Their concerns still focus on the implementation of the laws governing the environmental protection and intellectual property rights (IPR) and the restrictions on foreign capital share in some sectors.
This year's survey covers 313 European enterprises in different fields in China. Among them, 98 percent say that their business in China has been affected by the global financial crisis, while 30 percent are severely affected. However, to most of these enterprises, their markets in China were not impacted so strongly as in their home countries.
In 2008, the majority of enterprises surveyed have see growth in both revenue and profit. Over one fifths of them say that their profit margin grew significantly.
Even affected by the financial crisis, the European enterprises in China are working hard to establish their presence to serve Chinese market. They are also making efforts in localization, despite the shortage of qualified employees and rising HR costs.
"European enterprises wish to invest more and act more in this market," said Joerg Wuttke, President of the European Chamber of Commerce in China (EUCCC).
The survey also revealed that large companies with over 5,000 employees in China and over 1 billion euro revenue were affected more stronger. Meanwhile, different industries are facing different situation. Manufacturer of consumer products and enterprises in relevant service sectors are not hit as hard as industrial products makers.
The report says that only 34 percent of the companies surveyed are optimistic about their profit margin in 2009 and 2010, with the professional service sector recording the biggest drop in optimism.
China's 4-trillion-yuan stimulus package is not enough, noted the report. China should push industrial restructuring and create a free and fair market to obtain a sustainable growth.
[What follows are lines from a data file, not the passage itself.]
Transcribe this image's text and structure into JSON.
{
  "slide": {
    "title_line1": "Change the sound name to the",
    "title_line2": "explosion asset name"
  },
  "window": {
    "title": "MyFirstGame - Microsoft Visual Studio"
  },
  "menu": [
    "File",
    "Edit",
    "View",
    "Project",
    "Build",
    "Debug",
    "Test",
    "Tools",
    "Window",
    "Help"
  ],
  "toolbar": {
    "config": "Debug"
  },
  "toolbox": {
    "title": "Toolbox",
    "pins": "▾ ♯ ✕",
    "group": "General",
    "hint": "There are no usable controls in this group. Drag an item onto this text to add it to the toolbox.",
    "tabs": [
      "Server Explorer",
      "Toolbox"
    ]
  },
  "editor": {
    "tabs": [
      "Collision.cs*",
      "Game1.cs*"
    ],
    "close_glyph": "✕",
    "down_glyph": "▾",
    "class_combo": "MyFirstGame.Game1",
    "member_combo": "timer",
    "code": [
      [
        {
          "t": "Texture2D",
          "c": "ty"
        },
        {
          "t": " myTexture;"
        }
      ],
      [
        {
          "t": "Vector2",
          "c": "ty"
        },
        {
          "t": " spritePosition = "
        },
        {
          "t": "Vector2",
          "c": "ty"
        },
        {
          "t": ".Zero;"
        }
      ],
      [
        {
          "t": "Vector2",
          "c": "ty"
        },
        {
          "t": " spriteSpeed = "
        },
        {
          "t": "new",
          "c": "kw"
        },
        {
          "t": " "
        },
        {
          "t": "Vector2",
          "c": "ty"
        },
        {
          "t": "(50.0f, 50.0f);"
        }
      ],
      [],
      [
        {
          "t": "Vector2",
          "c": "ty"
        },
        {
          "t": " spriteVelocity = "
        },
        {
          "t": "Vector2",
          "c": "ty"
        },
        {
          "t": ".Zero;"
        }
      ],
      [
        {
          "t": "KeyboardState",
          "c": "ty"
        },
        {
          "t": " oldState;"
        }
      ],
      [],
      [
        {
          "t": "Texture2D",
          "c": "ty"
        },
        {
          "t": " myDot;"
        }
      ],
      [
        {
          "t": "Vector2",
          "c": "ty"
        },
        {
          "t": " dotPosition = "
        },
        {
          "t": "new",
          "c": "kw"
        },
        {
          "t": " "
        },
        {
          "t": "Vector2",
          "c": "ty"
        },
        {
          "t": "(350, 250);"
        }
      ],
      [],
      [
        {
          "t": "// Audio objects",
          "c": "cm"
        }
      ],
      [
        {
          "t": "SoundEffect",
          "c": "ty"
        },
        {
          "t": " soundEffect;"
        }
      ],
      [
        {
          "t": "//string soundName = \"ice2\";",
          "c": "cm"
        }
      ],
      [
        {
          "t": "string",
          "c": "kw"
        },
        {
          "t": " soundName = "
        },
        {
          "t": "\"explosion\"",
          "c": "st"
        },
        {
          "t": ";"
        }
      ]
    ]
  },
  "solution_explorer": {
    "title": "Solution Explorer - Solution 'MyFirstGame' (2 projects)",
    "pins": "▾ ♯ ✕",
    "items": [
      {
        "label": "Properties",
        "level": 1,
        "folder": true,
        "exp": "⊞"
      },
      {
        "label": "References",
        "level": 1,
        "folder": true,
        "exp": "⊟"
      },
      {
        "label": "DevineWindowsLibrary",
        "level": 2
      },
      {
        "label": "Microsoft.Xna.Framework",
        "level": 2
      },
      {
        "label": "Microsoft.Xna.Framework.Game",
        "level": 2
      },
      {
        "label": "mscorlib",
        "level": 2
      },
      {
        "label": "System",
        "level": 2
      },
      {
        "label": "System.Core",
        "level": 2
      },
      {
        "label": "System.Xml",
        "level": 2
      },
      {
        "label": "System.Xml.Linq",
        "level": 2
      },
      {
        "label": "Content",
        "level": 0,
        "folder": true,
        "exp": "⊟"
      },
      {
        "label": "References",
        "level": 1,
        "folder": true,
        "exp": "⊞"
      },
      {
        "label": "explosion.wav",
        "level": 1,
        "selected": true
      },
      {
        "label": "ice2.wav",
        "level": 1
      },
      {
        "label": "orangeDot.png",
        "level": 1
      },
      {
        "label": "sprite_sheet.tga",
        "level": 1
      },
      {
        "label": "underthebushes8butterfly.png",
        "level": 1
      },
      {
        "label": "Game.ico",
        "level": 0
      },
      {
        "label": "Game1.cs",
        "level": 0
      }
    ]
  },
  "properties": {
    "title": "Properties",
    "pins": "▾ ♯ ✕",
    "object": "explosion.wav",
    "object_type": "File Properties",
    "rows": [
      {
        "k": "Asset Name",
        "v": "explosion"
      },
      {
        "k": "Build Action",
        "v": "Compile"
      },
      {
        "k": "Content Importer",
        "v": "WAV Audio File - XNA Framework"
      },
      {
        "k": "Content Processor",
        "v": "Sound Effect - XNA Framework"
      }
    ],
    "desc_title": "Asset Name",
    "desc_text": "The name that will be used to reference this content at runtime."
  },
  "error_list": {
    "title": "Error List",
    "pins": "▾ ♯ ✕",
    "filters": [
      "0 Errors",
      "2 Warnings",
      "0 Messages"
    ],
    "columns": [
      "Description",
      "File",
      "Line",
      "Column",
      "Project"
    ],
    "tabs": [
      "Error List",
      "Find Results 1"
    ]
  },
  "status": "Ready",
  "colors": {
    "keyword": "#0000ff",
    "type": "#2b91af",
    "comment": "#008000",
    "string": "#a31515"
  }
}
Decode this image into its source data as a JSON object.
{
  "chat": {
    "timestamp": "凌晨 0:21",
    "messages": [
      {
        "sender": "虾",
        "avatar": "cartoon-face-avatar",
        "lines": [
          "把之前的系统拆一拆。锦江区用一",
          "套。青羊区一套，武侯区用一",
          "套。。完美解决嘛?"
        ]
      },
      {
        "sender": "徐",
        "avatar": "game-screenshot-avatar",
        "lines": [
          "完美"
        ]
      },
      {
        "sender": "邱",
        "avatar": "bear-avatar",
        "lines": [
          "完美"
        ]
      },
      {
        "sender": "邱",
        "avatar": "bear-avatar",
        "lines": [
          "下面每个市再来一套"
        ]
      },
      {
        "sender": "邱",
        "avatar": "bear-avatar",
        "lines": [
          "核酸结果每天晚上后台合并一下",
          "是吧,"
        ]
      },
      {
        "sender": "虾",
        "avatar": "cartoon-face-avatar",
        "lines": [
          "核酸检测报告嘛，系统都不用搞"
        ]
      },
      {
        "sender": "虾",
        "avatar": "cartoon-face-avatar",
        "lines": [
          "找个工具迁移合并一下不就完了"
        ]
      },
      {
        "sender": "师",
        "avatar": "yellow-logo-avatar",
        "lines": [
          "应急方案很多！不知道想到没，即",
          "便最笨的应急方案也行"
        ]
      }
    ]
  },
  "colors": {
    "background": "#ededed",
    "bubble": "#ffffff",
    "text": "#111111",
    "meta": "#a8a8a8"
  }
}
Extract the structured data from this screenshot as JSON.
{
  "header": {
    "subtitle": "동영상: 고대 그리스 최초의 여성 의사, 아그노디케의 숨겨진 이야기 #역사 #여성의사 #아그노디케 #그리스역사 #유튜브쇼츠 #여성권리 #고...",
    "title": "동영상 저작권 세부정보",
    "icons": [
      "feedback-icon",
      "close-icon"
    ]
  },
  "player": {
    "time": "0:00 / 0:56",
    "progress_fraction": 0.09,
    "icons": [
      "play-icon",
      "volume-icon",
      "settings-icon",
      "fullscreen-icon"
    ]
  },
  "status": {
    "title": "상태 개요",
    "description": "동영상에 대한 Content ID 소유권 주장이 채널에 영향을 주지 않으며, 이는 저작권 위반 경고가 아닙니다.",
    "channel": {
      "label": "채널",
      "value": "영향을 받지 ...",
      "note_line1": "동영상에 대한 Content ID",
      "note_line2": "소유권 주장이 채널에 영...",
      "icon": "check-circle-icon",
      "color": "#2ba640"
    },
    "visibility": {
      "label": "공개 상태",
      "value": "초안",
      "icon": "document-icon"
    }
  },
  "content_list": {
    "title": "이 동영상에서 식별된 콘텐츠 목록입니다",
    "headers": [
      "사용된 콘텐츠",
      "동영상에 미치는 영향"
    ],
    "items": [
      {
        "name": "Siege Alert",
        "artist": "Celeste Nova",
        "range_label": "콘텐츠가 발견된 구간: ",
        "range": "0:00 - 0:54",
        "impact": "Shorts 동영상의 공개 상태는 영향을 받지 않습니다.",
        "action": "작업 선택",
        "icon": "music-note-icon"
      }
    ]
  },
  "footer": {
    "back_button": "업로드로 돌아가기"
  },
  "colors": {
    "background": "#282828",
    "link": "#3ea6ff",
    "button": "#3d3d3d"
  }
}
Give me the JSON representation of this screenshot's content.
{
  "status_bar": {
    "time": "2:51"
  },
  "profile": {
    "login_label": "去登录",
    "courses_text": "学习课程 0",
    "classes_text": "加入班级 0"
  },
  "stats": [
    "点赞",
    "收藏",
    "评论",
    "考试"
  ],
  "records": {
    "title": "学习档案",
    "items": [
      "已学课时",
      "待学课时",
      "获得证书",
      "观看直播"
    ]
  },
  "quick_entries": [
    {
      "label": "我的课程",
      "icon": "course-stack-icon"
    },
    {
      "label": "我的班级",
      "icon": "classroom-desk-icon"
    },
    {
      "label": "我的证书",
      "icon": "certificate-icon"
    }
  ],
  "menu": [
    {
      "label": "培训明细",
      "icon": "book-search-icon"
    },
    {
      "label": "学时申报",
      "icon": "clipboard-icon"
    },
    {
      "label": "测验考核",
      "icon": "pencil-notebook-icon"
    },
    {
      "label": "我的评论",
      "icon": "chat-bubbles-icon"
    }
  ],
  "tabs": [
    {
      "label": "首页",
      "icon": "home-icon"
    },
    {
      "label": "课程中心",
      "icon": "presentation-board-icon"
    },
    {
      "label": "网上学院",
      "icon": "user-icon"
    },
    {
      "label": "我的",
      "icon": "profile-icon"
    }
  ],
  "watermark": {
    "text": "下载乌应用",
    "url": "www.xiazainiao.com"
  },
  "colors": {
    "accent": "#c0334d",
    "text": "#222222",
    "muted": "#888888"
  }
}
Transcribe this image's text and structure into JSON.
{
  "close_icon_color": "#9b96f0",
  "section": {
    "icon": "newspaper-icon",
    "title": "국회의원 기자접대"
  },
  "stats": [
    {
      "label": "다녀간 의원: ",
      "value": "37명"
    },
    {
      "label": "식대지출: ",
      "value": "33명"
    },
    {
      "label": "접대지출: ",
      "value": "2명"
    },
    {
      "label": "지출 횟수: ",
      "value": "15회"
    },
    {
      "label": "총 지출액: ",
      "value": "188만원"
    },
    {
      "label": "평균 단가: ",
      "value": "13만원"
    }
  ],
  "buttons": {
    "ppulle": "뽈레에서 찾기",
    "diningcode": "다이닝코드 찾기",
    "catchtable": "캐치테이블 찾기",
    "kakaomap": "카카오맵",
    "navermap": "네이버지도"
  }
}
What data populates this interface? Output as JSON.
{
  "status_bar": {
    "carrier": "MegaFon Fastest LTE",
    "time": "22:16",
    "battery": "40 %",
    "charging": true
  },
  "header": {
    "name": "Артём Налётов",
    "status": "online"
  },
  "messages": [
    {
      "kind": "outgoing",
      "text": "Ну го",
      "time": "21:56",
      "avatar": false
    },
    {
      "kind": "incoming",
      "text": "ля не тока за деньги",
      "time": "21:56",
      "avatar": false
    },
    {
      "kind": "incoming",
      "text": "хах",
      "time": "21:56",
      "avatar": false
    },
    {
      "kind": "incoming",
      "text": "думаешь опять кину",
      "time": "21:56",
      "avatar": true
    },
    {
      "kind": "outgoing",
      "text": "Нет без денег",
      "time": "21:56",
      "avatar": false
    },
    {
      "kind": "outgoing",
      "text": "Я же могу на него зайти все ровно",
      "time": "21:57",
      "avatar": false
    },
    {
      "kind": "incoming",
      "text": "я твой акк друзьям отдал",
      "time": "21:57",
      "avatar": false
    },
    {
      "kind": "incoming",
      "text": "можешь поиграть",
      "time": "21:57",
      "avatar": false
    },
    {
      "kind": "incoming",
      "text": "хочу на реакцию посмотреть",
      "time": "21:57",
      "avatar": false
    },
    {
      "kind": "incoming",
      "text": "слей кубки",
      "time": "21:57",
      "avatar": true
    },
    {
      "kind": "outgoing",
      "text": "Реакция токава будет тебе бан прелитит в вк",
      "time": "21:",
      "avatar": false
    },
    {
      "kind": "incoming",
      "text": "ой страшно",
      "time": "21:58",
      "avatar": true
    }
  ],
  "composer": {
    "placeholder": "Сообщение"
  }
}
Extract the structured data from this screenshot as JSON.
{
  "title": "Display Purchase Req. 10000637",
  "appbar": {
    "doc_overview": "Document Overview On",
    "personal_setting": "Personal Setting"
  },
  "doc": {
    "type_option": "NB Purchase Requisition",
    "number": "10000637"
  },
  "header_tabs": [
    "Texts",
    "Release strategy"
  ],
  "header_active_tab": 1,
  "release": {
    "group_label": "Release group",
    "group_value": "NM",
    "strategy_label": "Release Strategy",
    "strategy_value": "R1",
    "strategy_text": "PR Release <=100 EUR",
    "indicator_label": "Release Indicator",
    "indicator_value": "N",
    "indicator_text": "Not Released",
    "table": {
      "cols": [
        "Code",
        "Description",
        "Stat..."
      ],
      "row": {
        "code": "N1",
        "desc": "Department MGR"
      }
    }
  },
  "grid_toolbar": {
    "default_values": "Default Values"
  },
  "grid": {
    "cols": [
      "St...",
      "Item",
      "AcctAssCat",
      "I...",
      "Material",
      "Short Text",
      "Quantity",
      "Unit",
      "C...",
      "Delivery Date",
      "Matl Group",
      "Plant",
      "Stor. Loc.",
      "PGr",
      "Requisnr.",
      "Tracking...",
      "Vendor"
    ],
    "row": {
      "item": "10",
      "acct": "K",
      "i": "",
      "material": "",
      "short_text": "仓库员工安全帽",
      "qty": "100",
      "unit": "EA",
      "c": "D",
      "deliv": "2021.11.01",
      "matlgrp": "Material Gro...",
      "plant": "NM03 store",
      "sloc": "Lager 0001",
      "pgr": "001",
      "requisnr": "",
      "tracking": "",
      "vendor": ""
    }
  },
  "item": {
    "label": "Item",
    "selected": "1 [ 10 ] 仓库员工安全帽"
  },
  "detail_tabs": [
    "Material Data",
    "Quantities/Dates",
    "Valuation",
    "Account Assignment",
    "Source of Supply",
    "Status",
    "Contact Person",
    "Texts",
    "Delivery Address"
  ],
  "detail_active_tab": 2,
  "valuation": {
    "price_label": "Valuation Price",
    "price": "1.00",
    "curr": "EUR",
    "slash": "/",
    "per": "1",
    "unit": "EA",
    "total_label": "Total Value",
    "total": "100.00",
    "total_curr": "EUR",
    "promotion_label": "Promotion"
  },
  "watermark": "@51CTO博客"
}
Many European companies complained about the discretionary enforcement of laws in environmental protection as well as IPR, which make their costs relevantly higher than local companies. They also expressed their dissatisfaction with China's restriction on restrictions of foreign shares in joint-venture enterprises.
European enterprises believe that China's economy can recover earlier in the global downturn. They will continue to invest in China and seek opportunities here. As to the question how China will achieve its long-term growth, they believe that domestic demand will be a key factor but worry that protectionism may hinder China's further growth.
Although not enough, China's 4-trillion-yuan stimulus package is important and effective. The European enterprises are looking forward to the modernization of China's economy and its further reform, concluded the report.